In the middle of a terrifying desert north of Tibet, Chinese archaeologists have excavated an extraordinary cemetery. Its inhabitants died almost 4,000 years ago, yet their bodies have been well preserved by the dry air.
The cemetery lies in what is now China’s northwest autonomous region of Xinjiang, yet the people have European features, with brown hair and long noses. Their remains, though lying in one of the world’s largest deserts, are buried in upside-down boats. And where tombstones might stand, declaring pious hope for some god’s mercy in the afterlife, their cemetery sports instead a vigorous forest of phallic symbols, signaling an intense interest in the pleasures or utility of procreation.
The long-vanished people have no name, because their origin and identity are still unknown.
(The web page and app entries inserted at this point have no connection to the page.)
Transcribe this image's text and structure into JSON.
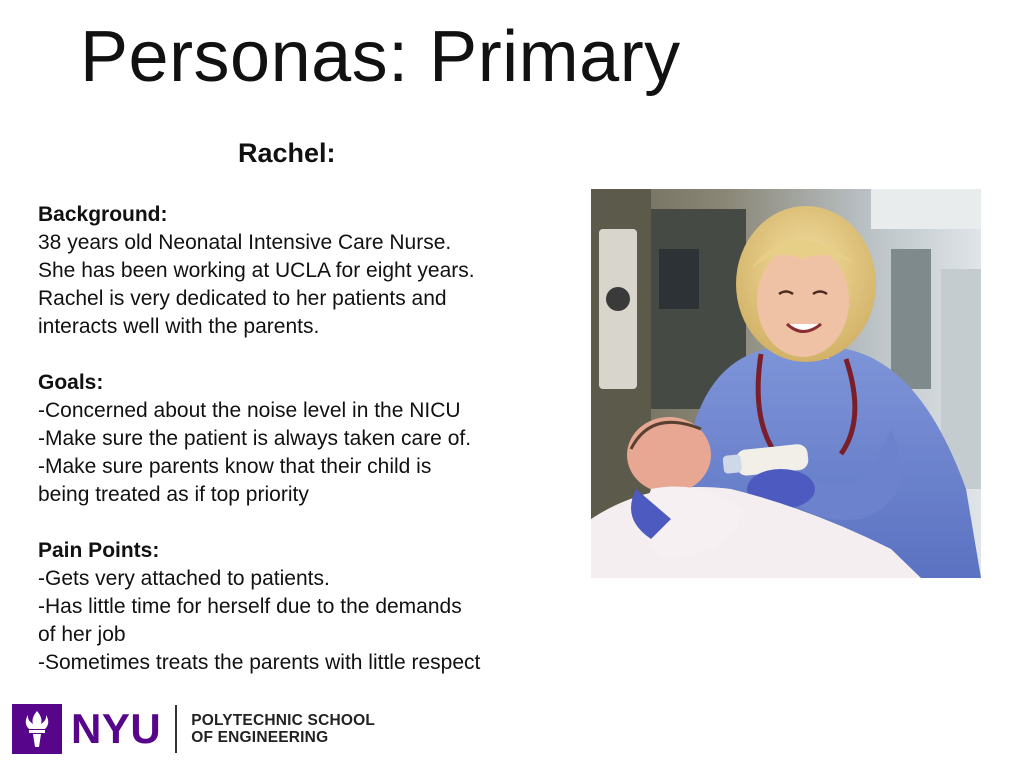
{
  "slide": {
    "title": "Personas: Primary",
    "persona_name": "Rachel:"
  },
  "background": {
    "heading": "Background:",
    "lines": [
      "38 years old Neonatal Intensive Care Nurse.",
      "She has been working at UCLA for eight years.",
      "Rachel is very dedicated to her patients and",
      "interacts well with the parents."
    ]
  },
  "goals": {
    "heading": "Goals:",
    "lines": [
      "-Concerned about the noise level in the NICU",
      "-Make sure the patient is always taken care of.",
      "-Make sure parents know that their child is",
      "being treated as if top priority"
    ]
  },
  "pain_points": {
    "heading": "Pain Points:",
    "lines": [
      "-Gets very attached to patients.",
      "-Has little time for herself due to the demands",
      "of her job",
      "-Sometimes treats the parents with little respect"
    ]
  },
  "footer": {
    "logo_text": "NYU",
    "school_line1": "POLYTECHNIC SCHOOL",
    "school_line2": "OF ENGINEERING",
    "brand_color": "#57068c"
  },
  "photo": {
    "icon": "nurse-feeding-baby-photo"
  }
}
But many clues are now emerging about their ancestry, their way of life and even the language they spoke.
Their graveyard, known as Small River Cemetery No. 5, lies near a dried-up riverbed in the Tarim Basin, a region encircled by forbidding mountain ranges. Most of the basin is occupied by the Taklimakan Desert, a wilderness so inhospitable that later travelers along the Silk Road would edge along its northern or southern borders.
In modern times the region has been occupied by Turkish-speaking Uighurs, joined in the last 50 years by Han settlers from China. Ethnic tensions have recently arisen between the two groups, with riots in Urumqi, the capital of Xinjiang. A large number of ancient mummies, really desiccated corpses, have emerged from the sands, only to become pawns between the Uighurs and the Han.
The 200 or so mummies have a distinctively Western appearance, and the Uighurs, even though they did not arrive in the region until the 10th century, have cited them to claim that the autonomous region was always theirs. Some of the mummies, including a well-preserved woman known as the Beauty of Loulan, were analyzed by Li Jin, a well-known geneticist at Fudan University, who said in 2007 that their DNA contained markers indicating an East Asian and even South Asian origin.